WADA retrieves data from Moscow Laboratory18.01.2019
Information being analysed ahead of Executive Committee decision
A three-person World Anti-Doping Agency (WADA) expert team has successfully retrieved the data from the Laboratory Information Management System (LIMS) and the underlying analytical data generated by the former Moscow Laboratory in Russia.
The data is crucial to build strong cases against cheats and exonerate other athletes suspected of having participated in widespread doping on the basis of previous WADA-commissioned investigations led by Richard W. Pound and Professor Richard H. McLaren.
The data has been retrieved from the laboratory’s various servers, instruments, computers and other electronic equipment. This information has now been transported out of Russia for authentication and detailed analysis by the Agency.
The independent Compliance Review Committee (CRC), which met in Montreal on 14-15 January to consider the Russian Anti-Doping Agency’s (RUSADA’s) compliance status, received a full report on everything that has happened since the 20 September 2018 decision of WADA’s Executive Committee (ExCo) to reinstate RUSADA, under strict conditions, to the list of World Anti-Doping Code-compliant Signatories.
It has now submitted its recommendation to be considered by the ExCo on 22 January. The CRC drafted its report and recommendation during its meeting and finalized it only after the WADA expert team had left Russia.

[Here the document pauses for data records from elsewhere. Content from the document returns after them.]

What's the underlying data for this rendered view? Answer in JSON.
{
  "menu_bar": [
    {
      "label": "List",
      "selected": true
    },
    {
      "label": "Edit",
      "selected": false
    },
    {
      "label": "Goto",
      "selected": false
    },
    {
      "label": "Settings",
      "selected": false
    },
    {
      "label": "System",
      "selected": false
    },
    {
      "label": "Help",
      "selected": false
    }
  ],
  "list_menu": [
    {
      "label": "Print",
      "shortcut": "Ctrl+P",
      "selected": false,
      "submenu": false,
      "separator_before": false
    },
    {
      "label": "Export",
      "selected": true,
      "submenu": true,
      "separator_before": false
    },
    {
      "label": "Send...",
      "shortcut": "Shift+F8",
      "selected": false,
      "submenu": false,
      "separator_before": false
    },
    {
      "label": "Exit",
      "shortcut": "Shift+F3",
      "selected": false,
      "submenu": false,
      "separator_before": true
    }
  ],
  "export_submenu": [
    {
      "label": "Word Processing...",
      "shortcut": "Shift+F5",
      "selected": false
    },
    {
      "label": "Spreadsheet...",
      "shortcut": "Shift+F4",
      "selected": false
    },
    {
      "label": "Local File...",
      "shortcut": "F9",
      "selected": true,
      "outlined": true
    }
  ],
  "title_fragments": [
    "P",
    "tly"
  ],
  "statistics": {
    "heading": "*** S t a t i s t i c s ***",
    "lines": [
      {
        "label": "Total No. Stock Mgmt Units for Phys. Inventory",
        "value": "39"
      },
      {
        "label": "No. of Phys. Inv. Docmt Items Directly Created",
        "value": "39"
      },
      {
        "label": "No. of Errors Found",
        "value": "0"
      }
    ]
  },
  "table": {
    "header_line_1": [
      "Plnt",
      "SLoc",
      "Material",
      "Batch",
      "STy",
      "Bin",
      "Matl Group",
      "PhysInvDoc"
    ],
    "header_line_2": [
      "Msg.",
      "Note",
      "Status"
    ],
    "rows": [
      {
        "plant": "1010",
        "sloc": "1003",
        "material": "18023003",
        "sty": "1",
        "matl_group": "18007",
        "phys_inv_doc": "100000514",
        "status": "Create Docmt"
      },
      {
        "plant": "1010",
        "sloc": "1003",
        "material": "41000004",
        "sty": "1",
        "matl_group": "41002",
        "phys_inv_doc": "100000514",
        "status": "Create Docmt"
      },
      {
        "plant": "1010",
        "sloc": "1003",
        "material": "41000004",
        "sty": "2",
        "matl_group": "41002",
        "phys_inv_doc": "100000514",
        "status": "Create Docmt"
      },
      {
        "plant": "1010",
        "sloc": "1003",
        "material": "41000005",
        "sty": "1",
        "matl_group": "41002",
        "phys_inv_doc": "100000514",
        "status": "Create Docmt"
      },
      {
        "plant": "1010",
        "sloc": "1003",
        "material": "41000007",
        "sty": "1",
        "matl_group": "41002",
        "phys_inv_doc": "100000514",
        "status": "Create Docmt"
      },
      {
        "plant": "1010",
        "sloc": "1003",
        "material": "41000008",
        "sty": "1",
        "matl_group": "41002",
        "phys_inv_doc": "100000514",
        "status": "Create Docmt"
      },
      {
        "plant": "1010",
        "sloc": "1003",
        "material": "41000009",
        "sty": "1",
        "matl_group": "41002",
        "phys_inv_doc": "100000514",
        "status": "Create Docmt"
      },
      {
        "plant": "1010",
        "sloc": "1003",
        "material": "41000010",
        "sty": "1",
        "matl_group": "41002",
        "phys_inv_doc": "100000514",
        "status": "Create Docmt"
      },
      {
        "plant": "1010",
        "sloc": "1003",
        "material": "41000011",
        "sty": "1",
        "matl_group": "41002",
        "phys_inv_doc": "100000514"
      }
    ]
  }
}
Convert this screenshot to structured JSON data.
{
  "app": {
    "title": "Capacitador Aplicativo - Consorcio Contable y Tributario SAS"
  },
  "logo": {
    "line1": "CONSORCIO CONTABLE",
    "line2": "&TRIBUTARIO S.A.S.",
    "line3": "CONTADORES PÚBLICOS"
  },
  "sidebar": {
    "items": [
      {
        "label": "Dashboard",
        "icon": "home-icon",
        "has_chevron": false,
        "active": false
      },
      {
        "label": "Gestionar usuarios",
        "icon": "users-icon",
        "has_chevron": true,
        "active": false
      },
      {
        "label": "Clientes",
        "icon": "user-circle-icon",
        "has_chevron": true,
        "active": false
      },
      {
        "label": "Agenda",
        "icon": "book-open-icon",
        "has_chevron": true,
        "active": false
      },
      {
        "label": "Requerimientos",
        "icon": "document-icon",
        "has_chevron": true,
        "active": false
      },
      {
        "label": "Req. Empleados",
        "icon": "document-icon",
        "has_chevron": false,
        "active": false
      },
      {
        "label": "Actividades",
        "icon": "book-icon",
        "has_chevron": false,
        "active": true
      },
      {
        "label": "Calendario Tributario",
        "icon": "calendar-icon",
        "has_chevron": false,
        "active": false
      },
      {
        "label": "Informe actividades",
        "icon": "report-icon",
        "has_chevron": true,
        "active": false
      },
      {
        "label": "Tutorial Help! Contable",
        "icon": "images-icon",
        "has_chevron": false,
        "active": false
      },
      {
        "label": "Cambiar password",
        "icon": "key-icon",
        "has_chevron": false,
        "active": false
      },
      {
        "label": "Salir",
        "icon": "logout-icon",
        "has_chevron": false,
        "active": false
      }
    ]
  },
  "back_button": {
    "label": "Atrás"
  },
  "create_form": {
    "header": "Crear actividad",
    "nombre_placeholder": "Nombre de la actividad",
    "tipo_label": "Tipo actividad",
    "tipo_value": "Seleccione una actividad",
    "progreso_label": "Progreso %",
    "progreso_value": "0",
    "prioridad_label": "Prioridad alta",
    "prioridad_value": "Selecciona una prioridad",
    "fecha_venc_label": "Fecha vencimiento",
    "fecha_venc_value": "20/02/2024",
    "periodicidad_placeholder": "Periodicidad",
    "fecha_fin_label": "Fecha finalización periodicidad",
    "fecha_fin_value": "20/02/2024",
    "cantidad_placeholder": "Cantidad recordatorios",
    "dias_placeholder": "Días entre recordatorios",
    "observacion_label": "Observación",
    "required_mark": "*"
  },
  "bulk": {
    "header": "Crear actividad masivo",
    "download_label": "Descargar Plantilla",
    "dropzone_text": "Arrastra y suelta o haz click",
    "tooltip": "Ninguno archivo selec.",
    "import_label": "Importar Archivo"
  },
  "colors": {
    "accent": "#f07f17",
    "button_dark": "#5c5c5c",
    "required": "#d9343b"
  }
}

WADA President Sir Craig Reedie said: “This is a major breakthrough for clean sport. It shows we are continuing to make real progress that simply would not have happened without the 20 September ExCo decision.
“The first phase of the three-phase process outlined by that decision is now complete. The long impasse around access to the former Moscow Laboratory has been broken and that is significantly good news.
“WADA now embarks on the second phase, which entails the authentication and review of the data to ensure it is complete and that it has not been compromised. Given the amount of data, that will take some time to achieve but our experts have the tools they need to be able to verify the data with a high degree of confidence.
“Once the data have been authenticated, we will be in a position to proceed to the third phase and support the various sports and other anti-doping organizations concerned to build strong cases against athletes who doped and, as part of that, ensure that certain samples that are still stored in the Moscow Laboratory are re-analysed in an accredited laboratory no later than 30 June 2019.”
On 31 December 2018, RUSADA and the Russian authorities missed a deadline to provide access to the data. On 1 January 2019, WADA immediately notified RUSADA of this non-conformity and the fast-track process outlined in the International Standard for Code Compliance by Signatories (ISCCS) was instigated. Under the terms of the ISCCS, it is key for WADA, as the regulator, to follow due process and give any Signatory the opportunity to make a submission to the CRC to explain the non-conformity.
At all times, WADA maintained its resolve to retrieve these crucial data so more cases of doping could be asserted against cheats and so other athletes could be exonerated. WADA continues to pursue that goal in the interest of athletes worldwide.